Талдыкин схватил ее, поднес к стеклу, отгибая штору головой, и попробовал рассмотреть, что на ней вырезано. Но печать была слишком грязна, и он ничего не разобрал. Тогда он поднес синий кружочек ко рту и стал дышать на него. Затем быстро прижал его к самой середине своей ладони.
На ладони кружочек отпечатался превосходно. В центре стояла надпись: Правление. Под надписью скрещенные серп и молот. Буквы по краям были сбиты и вышли неясно. Талдыкин разглядел только РСФСР и еще одно слово — Центральный. Впрочем, сбитые буквы тоже достоинство. Печать, которую трудно разобрать, много лучше печати, которую разобрать легко.
Талдыкин сунул печать в карман. Он был доволен и возбужденно прошелся раза три по комнате из конца в конец, с грохотом задевая стулья. Мечты шныряли в его мозгу.
Потом он повалился в неубранную постель Александра Григорьевича.

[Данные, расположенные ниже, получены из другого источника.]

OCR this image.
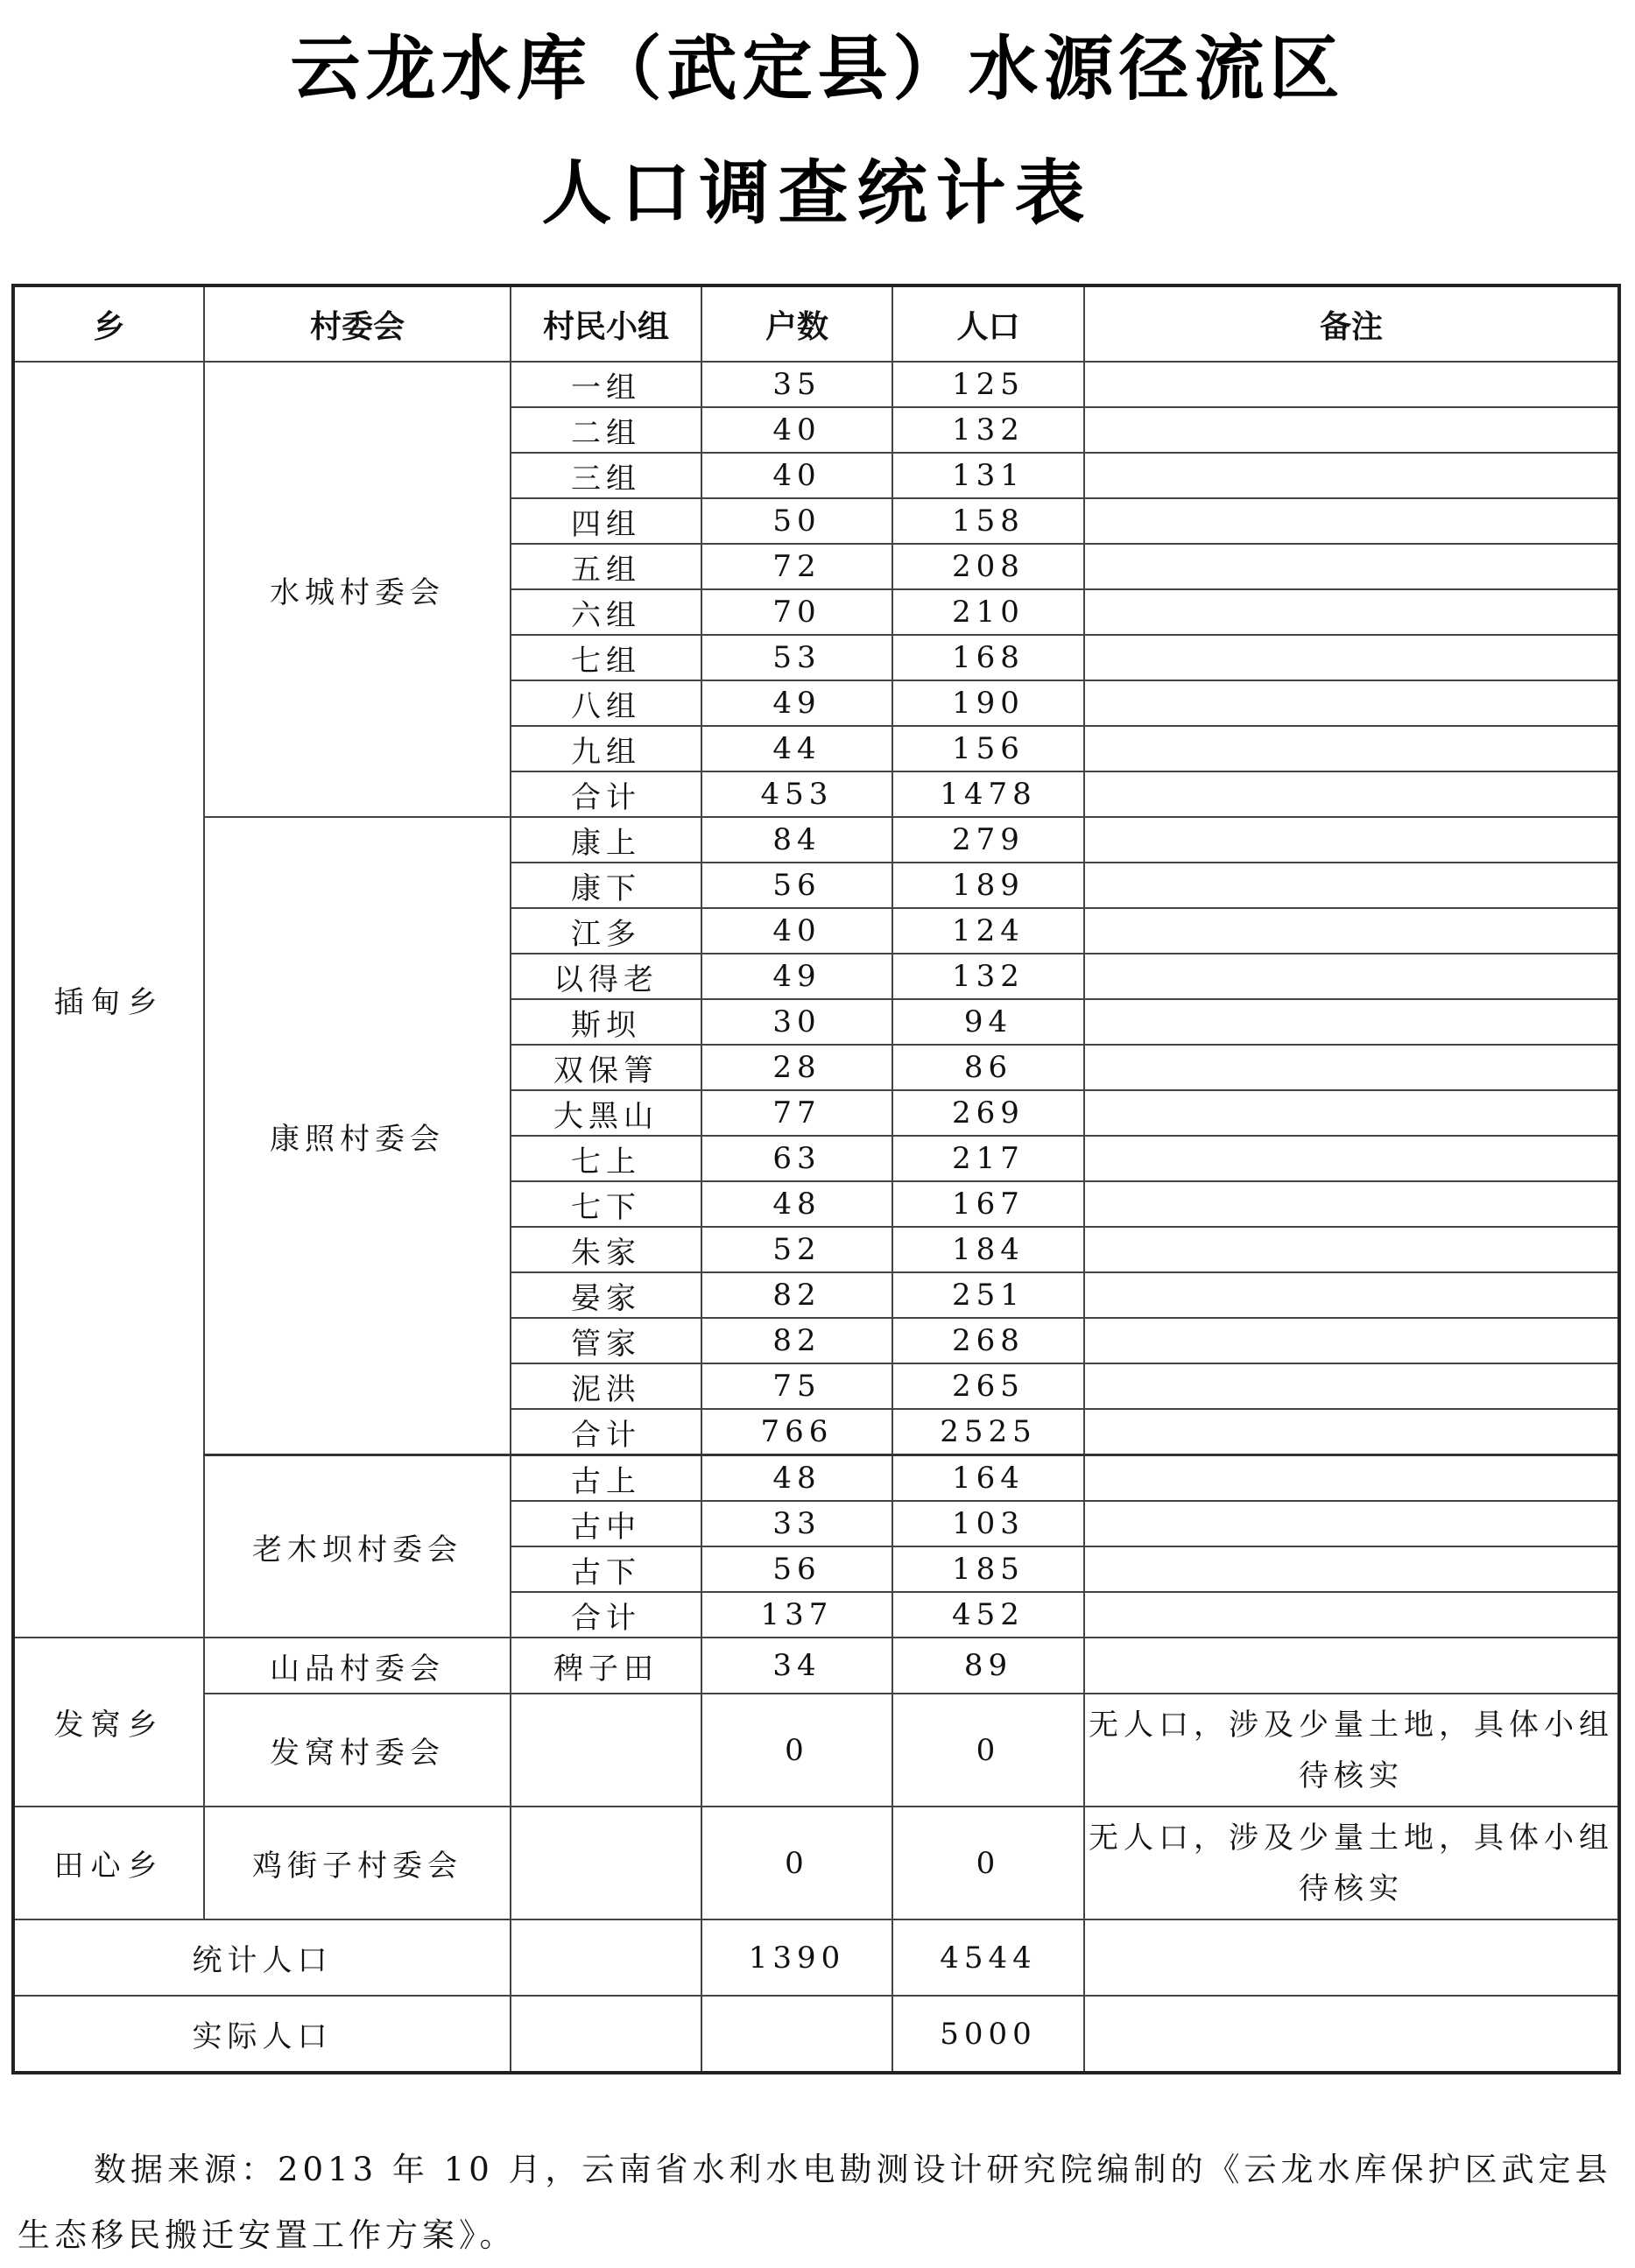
云龙水库（武定县）水源径流区
人口调查统计表
乡	村委会	村民小组	户数	人口	备注
插甸乡	水城村委会	一组	35	125	
		二组	40	132	
		三组	40	131	
		四组	50	158	
		五组	72	208	
		六组	70	210	
		七组	53	168	
		八组	49	190	
		九组	44	156	
		合计	453	1478	
	康照村委会	康上	84	279	
		康下	56	189	
		江多	40	124	
		以得老	49	132	
		斯坝	30	94	
		双保箐	28	86	
		大黑山	77	269	
		七上	63	217	
		七下	48	167	
		朱家	52	184	
		晏家	82	251	
		管家	82	268	
		泥洪	75	265	
		合计	766	2525	
	老木坝村委会	古上	48	164	
		古中	33	103	
		古下	56	185	
		合计	137	452	
发窝乡	山品村委会	稗子田	34	89	
	发窝村委会		0	0	无人口，涉及少量土地，具体小组待核实
田心乡	鸡街子村委会		0	0	无人口，涉及少量土地，具体小组待核实
统计人口			1390	4544	
实际人口				5000	
数据来源：2013 年 10 月，云南省水利水电勘测设计研究院编制的《云龙水库保护区武定县生态移民搬迁安置工作方案》。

После чая голова прошла, но хотелось полежать. Он был рад, что не служит и может валяться, когда ему вздумается. В квартире было тихо. Талдыкин закрыл глаза и уснул.
Когда он проснулся, края штор уже потухли — солнце теперь озаряло другую стену дома. Талдыкин нащупал в кармане печать и с удовольствием посмотрел на свою левую ладонь. Потом вскочил, опять поправил перед зеркалом волну и вышел из комнаты.
— Ты обещала мне денег, — сказал он ласково.
Он поцеловал Анну Мироновну в лоб.
Анна Мироновна ушла к себе в спальню. Он стоял в коридоре и слушал, как шлепали ее шаги. Она вынесла ему два червонца.
Талдыкин вышел на лестницу и захлопнул за собою дверь. Можно теперь пойти пообедать, сыграть.
Талдыкин возвращался домой на закате. Закат был красен, жарок и угрюм. Он шел прямо ему навстречу.
Пылали вершины липок на заводской улице, пылали крыши, стекла, мостовые, и среди этого пламени черным столбиком двигался Талдыкин, расстегнув пиджак и засунув руки в карманы.
На лице его тоже был отсвет горящего неба, и пластырь над глазом светился, как темный рубин.
Он осторожно обернулся и заглянул в переулочек, где давеча перерезал канат. Там было уже все исправлено.
Вместо колышка из мостовой торчала толстая тумба, а вместо каната через забор был переброшен стальной трос.
«Стараются, — огорченно подумал Талдыкин. — Чинят».
Он миновал завод, никого не встретив, и поднялся к себе. Комната Талдыкина окном своим обращена была прямо к закату и полна пламени. Он вошел в нее, как в печь, где на стене сгорали черные перекладины оконных рам. Скинув кепку, он сел на кровать, размышляя, чем бы заняться.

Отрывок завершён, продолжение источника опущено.